Sí, sobredosis: de violencia machista. De considerar a la mujer una cosa, una res, un pedazo de carne a la que se le puede hacer cualquier cosa por cualquier conducto. Y de la que después de muerta se puede seguir diciendo cualquier cosa. La marcha se organizó rápidamente a través de las redes sociales después de la violación y el asesinato de Lucía Pérez, una joven estudiante de 16 años, el 8 de octubre pasado en Mar del Plata.
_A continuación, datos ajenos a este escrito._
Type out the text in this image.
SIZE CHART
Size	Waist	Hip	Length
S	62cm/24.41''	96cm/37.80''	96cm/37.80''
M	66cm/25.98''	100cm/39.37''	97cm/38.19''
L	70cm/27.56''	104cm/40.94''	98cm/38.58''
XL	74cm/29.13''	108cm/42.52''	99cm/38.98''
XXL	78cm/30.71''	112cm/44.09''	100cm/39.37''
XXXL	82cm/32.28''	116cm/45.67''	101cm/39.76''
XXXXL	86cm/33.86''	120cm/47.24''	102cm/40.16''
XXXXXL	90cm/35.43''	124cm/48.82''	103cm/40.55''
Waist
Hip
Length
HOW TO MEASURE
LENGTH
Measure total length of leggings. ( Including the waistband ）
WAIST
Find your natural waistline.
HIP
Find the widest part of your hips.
El miércoles marchamos porque creo que a lo largo de mi vida le dije más a mis amigas “Avisame cuando llegás” que cualquier otra cosa. Y ellas me lo dijeron a mí. Y porque en cada círculo de amigas pasa lo mismo. Estar en la calle solas implica tener mil alarmas prendidas, y evaluar cuál es el menor peligro entre tomar un taxi y quedarnos solas en un auto con un desconocido, o caminar y que nos hagan algo. Marchamos porque alguna vez un tipo nos mostró el pene en la calle, o nos quiso acosar en un colectivo, o nos siguió aminorando la marcha de su auto diciéndonos todo lo que nos iba a hacer. O porque al contar estas cosas en una red social, un muchacho te escribe cosas como: “Quién te va a querer violar a vos, fea”.
A mí el pene me lo mostraron en la calle cuando tenía 10 años. Cuando luego caminé por la calle de la mano con chicas que fueron mis novias, algunos hombres nos preguntaron si “nos faltaba” o “necesitábamos” algo. Una vez, cuando le respondí a uno, me dijo: “Tené cuidado”. Y yo le pregunté: “¿Le vas a pegar a una mujer?”. Y él me respondió: “Vos no sos una mujer, te puedo pegar”.
Marchar me suele dejar dos sensaciones bien marcadas: por un lado una sensación física de exaltación, un vendaval en el cuerpo; por otro, ganas de leer, de informarme, de ver cómo vivieron otros lo que pasó en el lugar donde estuve. En la marcha hubo las clásicas y poderosas consignas levantadas cada vez con mayor contundencia: “Si tocan a una nos tocan a todas” o “Queremos ser libres, no valientes”; ahí estaban las fotos de mujeres asesinadas sostenidas por otras mujeres que probablemente no las conocieron.
Volví a mi casa voraz: quería cocinarme, meter el cuerpo debajo de la ducha caliente, leer los portales de los diarios, abrir Twitter, Instagram y Facebook, organizarme para escribir. Hice todos los actos de manera frenética, como se meten frutas adentro de la licuadora. Pero a cada rato, como una llamada calma en ese frenesí, se me aparecía el libro que escribieron Monique Wittig y Sande Zeig, Borrador para un diccionario de las amantes.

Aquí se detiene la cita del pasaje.